Karakara = don’t take yourself seriously
I’ve always really hated people who abuse their strength, and that’s where I got the idea for Karakara. I didn’t want to make a film about violence but I wanted to include it in a movie. And then I had a flashback about Gabriel, an intellectual who reminded me of all the intellectuals who come to Japan to “find themselves.” When I was newly arrived, I had a “Zen” roommate who boasted that he hadn’ t had sex in six months and assured me that he’d never need to have it again as long as he lived… he was 23 years old!! He was always making snide comments when I brought girlfriends home, but one night, when I was asleep on my side of the shoji (sliding paper partition), I was woken up by screams and moans coming from the other side!! The scene from my movie doesn’t really compare to that night! I found it so comical that I’ve always wanted to work it into one of my films. I tried to use it in an earlier movie but it didn’t work but it was perfect for Karakara. You must never take yourself too seriously. You can meditate and stay as fit as you like but you also have to be able to appreciate the good things in life!

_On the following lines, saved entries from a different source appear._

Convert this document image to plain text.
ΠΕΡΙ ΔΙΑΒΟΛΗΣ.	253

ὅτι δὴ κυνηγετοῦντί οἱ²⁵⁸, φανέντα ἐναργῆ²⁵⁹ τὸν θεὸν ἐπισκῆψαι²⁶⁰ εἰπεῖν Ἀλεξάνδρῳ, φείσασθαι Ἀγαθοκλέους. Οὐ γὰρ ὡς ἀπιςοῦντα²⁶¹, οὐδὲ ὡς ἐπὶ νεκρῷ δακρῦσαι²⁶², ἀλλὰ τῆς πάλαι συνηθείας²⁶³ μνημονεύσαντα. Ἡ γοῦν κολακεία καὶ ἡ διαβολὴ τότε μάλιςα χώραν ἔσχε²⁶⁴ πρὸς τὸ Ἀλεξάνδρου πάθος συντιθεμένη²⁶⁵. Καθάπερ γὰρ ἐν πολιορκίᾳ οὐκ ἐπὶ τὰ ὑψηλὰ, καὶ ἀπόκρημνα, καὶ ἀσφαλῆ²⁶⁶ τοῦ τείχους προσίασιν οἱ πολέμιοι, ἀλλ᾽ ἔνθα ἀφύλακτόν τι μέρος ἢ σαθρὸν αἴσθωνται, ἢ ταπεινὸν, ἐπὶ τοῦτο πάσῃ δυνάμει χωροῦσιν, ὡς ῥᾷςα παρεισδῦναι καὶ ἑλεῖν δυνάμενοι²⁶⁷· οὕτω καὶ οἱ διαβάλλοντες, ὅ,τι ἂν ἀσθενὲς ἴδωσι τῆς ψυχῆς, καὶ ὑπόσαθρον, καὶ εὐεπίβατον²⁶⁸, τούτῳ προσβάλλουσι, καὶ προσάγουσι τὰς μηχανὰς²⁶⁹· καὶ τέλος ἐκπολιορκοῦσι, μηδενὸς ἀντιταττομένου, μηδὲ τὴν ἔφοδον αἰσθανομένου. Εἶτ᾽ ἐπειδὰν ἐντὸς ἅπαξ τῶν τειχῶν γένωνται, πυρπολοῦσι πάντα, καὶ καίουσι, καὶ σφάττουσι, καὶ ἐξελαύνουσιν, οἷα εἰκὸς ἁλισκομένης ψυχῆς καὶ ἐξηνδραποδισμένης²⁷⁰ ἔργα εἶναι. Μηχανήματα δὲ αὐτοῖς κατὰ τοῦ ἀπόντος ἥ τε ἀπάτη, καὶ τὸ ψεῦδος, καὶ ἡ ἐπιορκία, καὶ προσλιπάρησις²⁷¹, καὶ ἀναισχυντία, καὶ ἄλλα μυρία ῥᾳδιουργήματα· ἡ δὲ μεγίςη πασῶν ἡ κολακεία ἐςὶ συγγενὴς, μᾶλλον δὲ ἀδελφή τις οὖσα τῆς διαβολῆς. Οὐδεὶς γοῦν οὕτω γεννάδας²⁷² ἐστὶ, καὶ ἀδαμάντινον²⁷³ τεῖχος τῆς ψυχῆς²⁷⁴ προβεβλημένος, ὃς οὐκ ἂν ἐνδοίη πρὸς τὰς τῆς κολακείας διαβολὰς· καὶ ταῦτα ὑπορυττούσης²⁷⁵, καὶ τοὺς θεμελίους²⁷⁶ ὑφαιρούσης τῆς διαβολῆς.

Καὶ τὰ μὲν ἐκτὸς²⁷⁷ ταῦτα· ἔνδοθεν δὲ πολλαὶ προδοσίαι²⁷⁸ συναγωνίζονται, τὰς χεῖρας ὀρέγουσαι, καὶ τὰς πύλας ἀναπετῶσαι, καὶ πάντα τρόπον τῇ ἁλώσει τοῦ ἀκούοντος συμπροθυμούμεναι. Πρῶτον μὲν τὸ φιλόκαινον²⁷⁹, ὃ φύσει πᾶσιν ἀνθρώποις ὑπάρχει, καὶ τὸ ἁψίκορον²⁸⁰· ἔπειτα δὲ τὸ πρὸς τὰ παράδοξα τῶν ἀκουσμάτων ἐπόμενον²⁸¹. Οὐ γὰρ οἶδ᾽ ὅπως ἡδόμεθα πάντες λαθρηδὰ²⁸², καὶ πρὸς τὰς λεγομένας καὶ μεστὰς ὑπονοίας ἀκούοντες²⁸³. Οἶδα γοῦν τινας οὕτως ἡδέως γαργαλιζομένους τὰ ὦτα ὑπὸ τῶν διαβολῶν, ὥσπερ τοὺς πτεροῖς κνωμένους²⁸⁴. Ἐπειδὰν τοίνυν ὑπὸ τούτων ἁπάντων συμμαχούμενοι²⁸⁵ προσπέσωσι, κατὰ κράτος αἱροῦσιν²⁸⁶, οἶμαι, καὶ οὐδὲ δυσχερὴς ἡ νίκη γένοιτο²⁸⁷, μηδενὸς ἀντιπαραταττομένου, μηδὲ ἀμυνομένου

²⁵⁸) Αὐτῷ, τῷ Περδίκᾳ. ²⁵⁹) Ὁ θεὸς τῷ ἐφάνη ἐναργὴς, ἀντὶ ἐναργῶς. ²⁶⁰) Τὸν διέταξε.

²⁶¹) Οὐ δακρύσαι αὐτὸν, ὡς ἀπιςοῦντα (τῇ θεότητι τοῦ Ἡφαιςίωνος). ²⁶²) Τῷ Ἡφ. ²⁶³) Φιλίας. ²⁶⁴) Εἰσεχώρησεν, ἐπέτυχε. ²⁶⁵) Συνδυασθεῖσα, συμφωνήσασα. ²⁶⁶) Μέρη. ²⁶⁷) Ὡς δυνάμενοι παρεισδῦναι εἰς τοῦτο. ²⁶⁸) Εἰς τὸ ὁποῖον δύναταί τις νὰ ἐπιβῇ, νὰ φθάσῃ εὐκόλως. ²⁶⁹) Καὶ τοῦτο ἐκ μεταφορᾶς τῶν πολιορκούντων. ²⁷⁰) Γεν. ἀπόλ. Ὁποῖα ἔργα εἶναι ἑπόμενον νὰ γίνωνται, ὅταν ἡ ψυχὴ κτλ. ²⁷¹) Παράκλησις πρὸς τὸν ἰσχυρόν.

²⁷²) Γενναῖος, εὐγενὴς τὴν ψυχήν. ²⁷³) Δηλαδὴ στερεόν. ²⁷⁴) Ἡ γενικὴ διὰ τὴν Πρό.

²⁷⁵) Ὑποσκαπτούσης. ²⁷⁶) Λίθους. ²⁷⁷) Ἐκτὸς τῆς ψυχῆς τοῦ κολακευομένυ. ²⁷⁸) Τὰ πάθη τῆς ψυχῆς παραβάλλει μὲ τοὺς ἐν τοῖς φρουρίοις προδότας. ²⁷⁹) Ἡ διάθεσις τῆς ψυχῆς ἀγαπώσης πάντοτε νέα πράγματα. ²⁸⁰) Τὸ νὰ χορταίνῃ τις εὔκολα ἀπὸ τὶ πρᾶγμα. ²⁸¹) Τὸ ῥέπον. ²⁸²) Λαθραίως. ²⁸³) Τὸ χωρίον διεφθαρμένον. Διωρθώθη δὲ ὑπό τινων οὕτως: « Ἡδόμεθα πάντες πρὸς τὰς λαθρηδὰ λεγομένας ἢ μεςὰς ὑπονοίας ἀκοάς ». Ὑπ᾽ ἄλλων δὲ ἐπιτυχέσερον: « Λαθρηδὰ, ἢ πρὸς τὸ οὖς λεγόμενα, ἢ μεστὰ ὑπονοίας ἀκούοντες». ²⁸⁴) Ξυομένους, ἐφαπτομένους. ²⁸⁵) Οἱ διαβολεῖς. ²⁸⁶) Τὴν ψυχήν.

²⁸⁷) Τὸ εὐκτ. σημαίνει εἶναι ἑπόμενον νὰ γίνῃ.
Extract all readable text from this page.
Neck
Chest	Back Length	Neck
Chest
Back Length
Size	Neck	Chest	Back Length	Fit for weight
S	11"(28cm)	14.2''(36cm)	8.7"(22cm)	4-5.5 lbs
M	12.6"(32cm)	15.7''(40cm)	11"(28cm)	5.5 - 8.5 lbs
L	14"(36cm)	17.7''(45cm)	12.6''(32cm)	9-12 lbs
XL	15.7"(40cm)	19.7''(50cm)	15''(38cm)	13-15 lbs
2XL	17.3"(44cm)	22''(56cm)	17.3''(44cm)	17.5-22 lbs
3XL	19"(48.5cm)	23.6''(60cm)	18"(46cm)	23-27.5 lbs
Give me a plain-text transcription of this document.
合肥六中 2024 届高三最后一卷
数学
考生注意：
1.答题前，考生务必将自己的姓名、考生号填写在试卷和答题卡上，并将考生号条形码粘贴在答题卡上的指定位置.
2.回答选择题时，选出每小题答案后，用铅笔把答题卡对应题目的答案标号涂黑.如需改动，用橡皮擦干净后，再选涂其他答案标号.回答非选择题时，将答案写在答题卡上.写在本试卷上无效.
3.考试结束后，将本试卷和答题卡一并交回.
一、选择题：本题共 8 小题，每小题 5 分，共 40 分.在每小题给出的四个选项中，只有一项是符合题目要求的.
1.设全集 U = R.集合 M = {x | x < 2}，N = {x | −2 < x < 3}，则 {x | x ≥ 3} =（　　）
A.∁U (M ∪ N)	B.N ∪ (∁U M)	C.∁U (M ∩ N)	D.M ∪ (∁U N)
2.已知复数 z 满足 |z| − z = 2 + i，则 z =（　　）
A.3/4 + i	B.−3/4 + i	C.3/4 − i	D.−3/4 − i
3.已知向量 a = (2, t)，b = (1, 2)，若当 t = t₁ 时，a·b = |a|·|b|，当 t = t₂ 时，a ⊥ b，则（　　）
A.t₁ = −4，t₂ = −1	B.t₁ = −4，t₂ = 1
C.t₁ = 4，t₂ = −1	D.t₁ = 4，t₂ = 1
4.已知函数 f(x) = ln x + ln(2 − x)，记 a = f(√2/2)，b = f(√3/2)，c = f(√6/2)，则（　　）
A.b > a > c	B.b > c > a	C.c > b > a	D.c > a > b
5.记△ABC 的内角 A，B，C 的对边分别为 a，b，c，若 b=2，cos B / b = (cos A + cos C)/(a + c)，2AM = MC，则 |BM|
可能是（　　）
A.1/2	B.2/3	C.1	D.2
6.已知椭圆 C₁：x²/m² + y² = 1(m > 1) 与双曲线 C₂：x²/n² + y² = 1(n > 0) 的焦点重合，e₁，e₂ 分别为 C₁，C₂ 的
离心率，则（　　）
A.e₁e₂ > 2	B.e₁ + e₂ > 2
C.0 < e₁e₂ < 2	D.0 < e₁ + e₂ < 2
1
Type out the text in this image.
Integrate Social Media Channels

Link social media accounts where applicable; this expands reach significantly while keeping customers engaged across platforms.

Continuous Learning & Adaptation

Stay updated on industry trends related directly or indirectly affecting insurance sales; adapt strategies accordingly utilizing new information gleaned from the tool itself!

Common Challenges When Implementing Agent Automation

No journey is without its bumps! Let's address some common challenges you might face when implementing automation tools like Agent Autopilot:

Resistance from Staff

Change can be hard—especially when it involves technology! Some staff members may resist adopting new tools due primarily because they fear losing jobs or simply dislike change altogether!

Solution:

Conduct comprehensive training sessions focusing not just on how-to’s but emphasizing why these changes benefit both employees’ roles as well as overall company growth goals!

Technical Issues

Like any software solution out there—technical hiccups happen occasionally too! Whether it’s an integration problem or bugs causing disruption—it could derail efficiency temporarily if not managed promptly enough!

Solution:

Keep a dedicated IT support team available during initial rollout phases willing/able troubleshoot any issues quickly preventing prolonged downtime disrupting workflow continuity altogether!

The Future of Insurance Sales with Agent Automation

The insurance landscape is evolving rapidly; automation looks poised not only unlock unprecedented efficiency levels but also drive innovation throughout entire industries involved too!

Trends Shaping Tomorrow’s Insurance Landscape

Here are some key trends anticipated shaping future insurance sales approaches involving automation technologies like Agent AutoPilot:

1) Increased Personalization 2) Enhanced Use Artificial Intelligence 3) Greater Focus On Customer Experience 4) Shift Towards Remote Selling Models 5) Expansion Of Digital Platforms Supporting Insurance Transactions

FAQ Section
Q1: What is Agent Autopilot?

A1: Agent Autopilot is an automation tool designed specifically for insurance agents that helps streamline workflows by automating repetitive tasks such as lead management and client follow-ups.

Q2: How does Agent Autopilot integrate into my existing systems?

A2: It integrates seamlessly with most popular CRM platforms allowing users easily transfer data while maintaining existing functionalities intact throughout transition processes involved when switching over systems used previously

Shooting a movie in Japan is extraordinary
Making a film in Japan is really extraordinary. The biggest advantage is that though people hesitate a lot before they commit, once they do, it becomes a matter life and death for them. For me this team mentality is really great. Even if they’re not 100 percent sold on something, they’ll do it. The fact that there are no unions here removes a major cause of stress. These days, directors don’t abuse their crew on set. When everyone is too tired, they stop. So I don’t see the point of having unions in the film industry. In Quebec, for example, it’s the employees who abuse their working conditions––counting every minute taken from meal breaks as overtime––just to make more money. It’s really disappointing for a director when an actor can’t do a scene in one take, and you have to give him or her extra time to get it right. That’s what is killing cinema! Here, in contrast, people complain that my working days are too short! But I want to give the job 100 percent; if I can only give 98 percent, I call it a day.
Born in Quebec in 1949, Claude Gagnon had made many world-famous movies, including Keiko, Kenny, and the newly released Karakara. He first came to Japan in the seventies and has been a regular visitor ever since. He is currently in Okinawa where he is already planning his next international movie projects.